Correra è stato ucciso da un colpo soltanto di pistola, ma è stato rinvenuto il proiettile inesploso che sarebbe di un calibro diverso da quello che ha ucciso il 18enne.
“Nessuno avrebbe lasciato un’arma carica, considerato il suo valore, per strada alla libera apprensione da parte di terzi. La criminalità tende ad acquisire il possesso di questo tipo di armi che possono essere usate mille e mille volte ancora proprio perché, in quanto clandestine, sono difficilmente ricollegabili ai delitti commessi e ai loro autori. Tutta la condotta post factum tenuta da Caiafa dimostra che quell’arma non era stata trovata per caso. Inoltre, nessuno dei ragazzi presenti avrebbe parlato di ritrovamento casuale”, argomenta Iagulli.
A rendere nebulosi alcuni aspetti della vicenda pure il fatto che lo scooter utilizzato per trasportare il giovane agonizzante in ospedale non sarebbe appartenuto ad Arcangelo (così come sostenuto da Caiafa), ma sarebbe stato usato anche da persone legate alla criminalità.
“Caiafa è distrutto, pensa di continuo a quel momento, è consapevole di aver messo fine alla vita di colui che egli stesso definisce fratello. Si sono anche parlati prima che Arcangelo morisse: lui gli ha detto Stai con me“, ha affermato Giuseppe De Gregorio, avvocato del 19enne.
“Non è contestato l’omicidio al momento – ha specificato l’avvocato prima della decisione del gip – ma è detenuto per porto e detenzione di arma clandestina con conseguente reato di ricettazione”.

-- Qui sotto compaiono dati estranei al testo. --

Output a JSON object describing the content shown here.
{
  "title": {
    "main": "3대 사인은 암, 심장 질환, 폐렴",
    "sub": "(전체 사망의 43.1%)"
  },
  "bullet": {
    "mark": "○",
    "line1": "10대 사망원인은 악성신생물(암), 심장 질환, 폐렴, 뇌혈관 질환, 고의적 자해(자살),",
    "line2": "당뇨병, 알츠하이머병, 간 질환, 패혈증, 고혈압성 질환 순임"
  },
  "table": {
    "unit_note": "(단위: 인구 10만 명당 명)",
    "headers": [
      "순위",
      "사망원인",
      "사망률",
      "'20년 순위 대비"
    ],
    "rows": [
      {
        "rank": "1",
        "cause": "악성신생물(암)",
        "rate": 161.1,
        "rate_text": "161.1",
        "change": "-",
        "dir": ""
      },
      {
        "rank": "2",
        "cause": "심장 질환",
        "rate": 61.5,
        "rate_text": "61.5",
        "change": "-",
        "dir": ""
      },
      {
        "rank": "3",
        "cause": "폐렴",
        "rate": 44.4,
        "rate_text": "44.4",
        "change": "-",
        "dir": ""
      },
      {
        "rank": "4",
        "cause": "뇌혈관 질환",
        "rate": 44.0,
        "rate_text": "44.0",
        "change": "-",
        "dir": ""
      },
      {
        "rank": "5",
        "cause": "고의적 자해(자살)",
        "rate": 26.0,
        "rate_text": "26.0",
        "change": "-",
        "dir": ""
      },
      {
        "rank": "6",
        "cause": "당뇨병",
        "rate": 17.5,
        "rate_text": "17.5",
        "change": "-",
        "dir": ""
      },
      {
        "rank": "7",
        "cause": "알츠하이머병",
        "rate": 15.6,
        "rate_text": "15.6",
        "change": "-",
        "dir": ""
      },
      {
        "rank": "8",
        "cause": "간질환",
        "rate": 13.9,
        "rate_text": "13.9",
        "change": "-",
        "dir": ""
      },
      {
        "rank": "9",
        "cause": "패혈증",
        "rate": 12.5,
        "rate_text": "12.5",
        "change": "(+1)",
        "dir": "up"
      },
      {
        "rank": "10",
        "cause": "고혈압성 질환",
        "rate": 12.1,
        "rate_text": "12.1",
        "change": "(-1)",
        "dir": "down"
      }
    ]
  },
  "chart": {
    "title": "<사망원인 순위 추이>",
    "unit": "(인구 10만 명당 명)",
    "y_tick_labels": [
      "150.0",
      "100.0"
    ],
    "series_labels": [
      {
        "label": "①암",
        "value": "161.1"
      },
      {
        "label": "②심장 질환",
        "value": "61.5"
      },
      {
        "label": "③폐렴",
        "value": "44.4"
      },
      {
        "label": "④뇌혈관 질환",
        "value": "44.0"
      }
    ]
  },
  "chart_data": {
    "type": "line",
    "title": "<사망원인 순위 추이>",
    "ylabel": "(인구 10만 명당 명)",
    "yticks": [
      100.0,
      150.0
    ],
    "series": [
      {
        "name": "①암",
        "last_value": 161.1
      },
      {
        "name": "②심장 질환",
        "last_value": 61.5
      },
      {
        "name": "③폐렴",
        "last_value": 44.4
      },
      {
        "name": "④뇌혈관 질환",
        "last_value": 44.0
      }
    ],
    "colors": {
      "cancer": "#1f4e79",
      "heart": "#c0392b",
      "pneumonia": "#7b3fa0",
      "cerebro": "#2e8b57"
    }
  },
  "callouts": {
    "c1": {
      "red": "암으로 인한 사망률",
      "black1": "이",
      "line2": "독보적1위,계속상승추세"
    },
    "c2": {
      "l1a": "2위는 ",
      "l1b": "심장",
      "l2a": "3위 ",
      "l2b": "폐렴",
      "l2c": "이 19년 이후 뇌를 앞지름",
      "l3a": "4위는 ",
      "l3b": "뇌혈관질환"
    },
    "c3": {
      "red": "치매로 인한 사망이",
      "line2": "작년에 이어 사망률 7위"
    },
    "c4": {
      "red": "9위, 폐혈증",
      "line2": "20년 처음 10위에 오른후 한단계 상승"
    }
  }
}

Per quanto riguarda la pistola, “Caiafa ha chiarito di averla rinvenuta nell’occasione stessa in cui è stata maneggiata. L’ha vista sul copertone di un’automobile, l’ha presa, l’ha maneggiata e in quel momento è partito il colpo. Non ha fatto menzione neanche allo scarrellamento. Maneggiare un’arma è diverso dall’averne la disponibilità, cosa che deve essere provata. Se la pistola è stata rinvenuta lì sul posto – questa la tesi della difesa – non possiamo parlare di detenzione e possesso”.